Decided to sleep in. (That means I got up at 6:15 as opposed to 5:15.) I didn’t want to rush into the park like so many others at the Indian Flat campground were doing. Of course, considering how busy the park is getting, and how quickly parking fills up, you should enter the park by 6 if you want a good start to your hike. However, though I can rush with the best of them, sometimes I don’t want to. So I had a slow morning.
Made coffee. Typed on the computer. Had breakfast at a restaurant. Read about the Yosemite Village and the Mariposa Grove of sequoias. I decided to indulge my curiosity for these touristy things as opposed to going up another mountain.
I entered the park at like 9 am. The line was short. It will soon not be short. After the California kids get out of school in June, the line will be like an hour to two hours at 9 am.
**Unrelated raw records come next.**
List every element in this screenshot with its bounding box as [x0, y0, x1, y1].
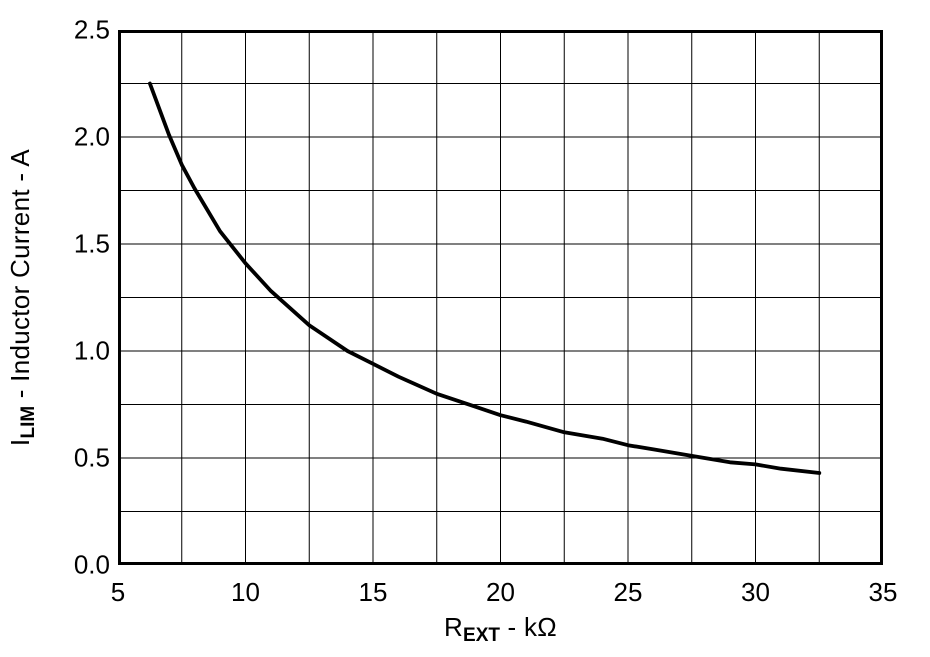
y-tick-label: 0.0	[73, 549, 110, 580]
y-tick-label: 0.5	[73, 442, 110, 473]
x-tick-label: 25	[613, 577, 643, 607]
plot-area	[118, 30, 883, 565]
x-axis-title-wrap: REXT - kΩ	[118, 612, 883, 647]
x-tick-label: 20	[486, 577, 515, 607]
x-tick-label: 30	[741, 577, 770, 607]
x-tick-label: 15	[358, 577, 388, 607]
y-tick-label: 1.5	[73, 228, 110, 259]
y-tick-labels: 0.0 0.5 1.0 1.5 2.0 2.5	[0, 0, 110, 657]
x-tick-label: 5	[110, 577, 126, 607]
data-curve	[148, 81, 822, 475]
x-axis-unit: - kΩ	[499, 612, 558, 642]
x-axis-symbol: R	[443, 612, 464, 642]
x-tick-label: 10	[231, 577, 260, 607]
plot-svg	[118, 30, 883, 565]
x-tick-label: 35	[868, 577, 898, 607]
y-tick-label: 2.5	[73, 14, 110, 45]
x-axis-title: REXT - kΩ	[443, 612, 558, 646]
y-tick-label: 1.0	[73, 335, 110, 366]
y-tick-label: 2.0	[73, 121, 110, 152]
plot-frame	[118, 30, 883, 565]
x-axis-subscript: EXT	[463, 625, 500, 646]
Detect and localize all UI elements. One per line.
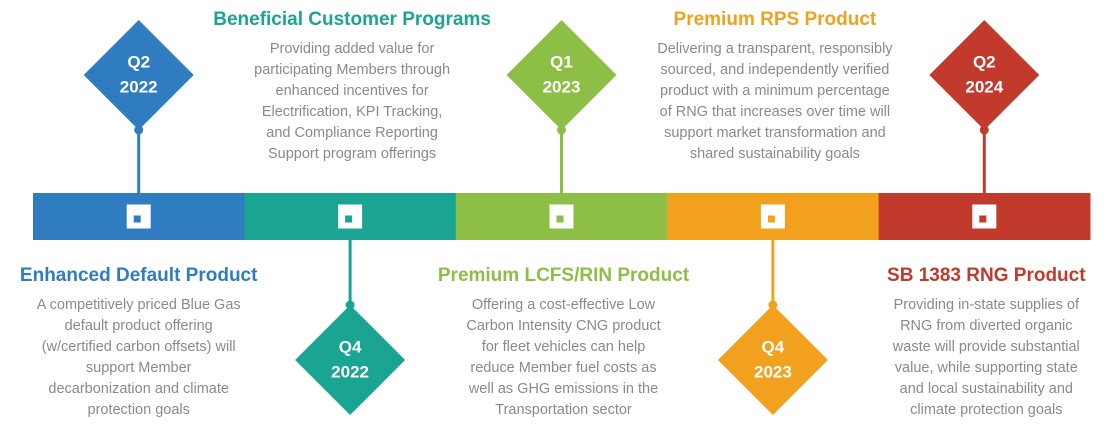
description-line: well as GHG emissions in the bbox=[468, 381, 658, 397]
description-line: participating Members through bbox=[254, 62, 450, 78]
quarter: Q4 bbox=[762, 337, 785, 356]
marker-inner bbox=[556, 215, 564, 223]
description-line: enhanced incentives for bbox=[276, 83, 429, 99]
description-line: and local sustainability and bbox=[900, 381, 1073, 397]
diamond bbox=[83, 20, 194, 130]
quarter: Q1 bbox=[550, 52, 573, 71]
quarter: Q2 bbox=[127, 52, 150, 71]
description-line: Electrification, KPI Tracking, bbox=[262, 104, 443, 120]
diamond bbox=[506, 20, 617, 130]
year: 2023 bbox=[543, 77, 581, 96]
description-line: Delivering a transparent, responsibly bbox=[657, 41, 893, 57]
description-line: support market transformation and bbox=[664, 125, 886, 141]
description-line: Offering a cost-effective Low bbox=[472, 297, 656, 313]
description-line: Transportation sector bbox=[495, 402, 632, 418]
description-line: reduce Member fuel costs as bbox=[470, 360, 656, 376]
diamond bbox=[929, 20, 1040, 130]
quarter: Q4 bbox=[339, 337, 362, 356]
description-line: Providing added value for bbox=[270, 41, 435, 57]
diamond bbox=[295, 305, 406, 415]
description-line: shared sustainability goals bbox=[690, 146, 860, 162]
year: 2022 bbox=[120, 77, 158, 96]
description-line: A competitively priced Blue Gas bbox=[37, 297, 241, 313]
marker-inner bbox=[767, 215, 775, 223]
description-line: sourced, and independently verified bbox=[660, 62, 889, 78]
description-line: and Compliance Reporting bbox=[266, 125, 438, 141]
quarter: Q2 bbox=[973, 52, 996, 71]
description-line: protection goals bbox=[88, 402, 190, 418]
description-line: product with a minimum percentage bbox=[660, 83, 890, 99]
description-line: decarbonization and climate bbox=[48, 381, 229, 397]
milestone-title: Premium RPS Product bbox=[674, 9, 877, 30]
year: 2022 bbox=[331, 362, 369, 381]
diamond bbox=[717, 305, 828, 415]
milestone-title: SB 1383 RNG Product bbox=[887, 265, 1086, 286]
year: 2024 bbox=[965, 77, 1003, 96]
description-line: Carbon Intensity CNG product bbox=[466, 318, 660, 334]
description-line: Providing in-state supplies of bbox=[894, 297, 1080, 313]
year: 2023 bbox=[754, 362, 792, 381]
milestone-title: Premium LCFS/RIN Product bbox=[438, 265, 690, 286]
milestone-title: Beneficial Customer Programs bbox=[213, 9, 491, 30]
description-line: of RNG that increases over time will bbox=[660, 104, 890, 120]
description-line: for fleet vehicles can help bbox=[482, 339, 646, 355]
description-line: climate protection goals bbox=[910, 402, 1062, 418]
description-line: support Member bbox=[86, 360, 192, 376]
description-line: default product offering bbox=[65, 318, 213, 334]
description-line: Support program offerings bbox=[268, 146, 436, 162]
marker-inner bbox=[345, 215, 353, 223]
marker-inner bbox=[133, 215, 141, 223]
description-line: RNG from diverted organic bbox=[900, 318, 1072, 334]
milestone-title: Enhanced Default Product bbox=[20, 265, 258, 286]
description-line: waste will provide substantial bbox=[892, 339, 1080, 355]
description-line: (w/certified carbon offsets) will bbox=[42, 339, 236, 355]
marker-inner bbox=[979, 215, 987, 223]
description-line: value, while supporting state bbox=[895, 360, 1078, 376]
That’s why I chose May.
Headed towards the Yosemite Village. The sky was cloudless. The sun was bright. The temperature was around 70. The weather was perfect on my skin.
I checked out the main Yosemite store. Went to the Ansel Adams gallery. The attendant there wearing a mask said they’re limiting the number of people inside, no doubt due to the Corona treachery still. I shook my head and walked away with a look of disgust. I think I will choose to be more intolerant to those wearing masks. Wearing a mask is almost like flying the flag of the enemy. It shows allegiance to a reality inimical to mine.
Went towards the Visitor Center, which was so-so, but did buy John Muir’s book The Yosemite as a souvenir, and will read it. His romanticized descriptions of nature are superb, largely because he wandered nature’s wilds for years as a literal vagabond, and was thus more capable feeling and thus expressing all the good feelings and glories God’s Creation can make a man experience. He was the perfect romantic.
Then went to the Awahnee village, which was the tribe of Indians living in Yosemite at the time the white man came and conquered in the early 1850’s. Their huts looked… uncomfortable…dirty… but, apparently, they kept you warmer than any tent. Fifteen minutes was enough.
I then went to Curry Village to perfect my understanding of where I should park for my hike up the Mist Trail in the morning (which I did before in June of 2019). I fully intended to get up at 5, and be hiking by 6, mostly because I feel freer and more spontaneous on hikes that begin early. I know I can end up at much cooler places. At the very least I can experiment more with photography, unlike my time at Yosemite Point.
And I want to experiment with photography in the Range of Light.
By then it was about 1. I still wanted to go to the Mariposa Grove of sequoias on the far southern end of the park, but, didn’t want to get back to my campsite at 6, as I figured I’d spend hours at the grove taking photo after photo after photo…
So, I went up through the Wawona Tunnel, and turned around after about a mile, because I didn’t want to deal with winding roads. Because of construction in the park, which made the traffic worse, I had to run the entire length of the Valley before looping back on the one-way roads to get back to camp. So, I decided to lay down at Cathedral beach along the Merced to chill. Took a little nap.
At 4 I left. Got back to camp. Cleaned. Organized. Got ready for my Mist trail hike, and read John Muir’s book on the Yosemite until I feel asleep. Good day.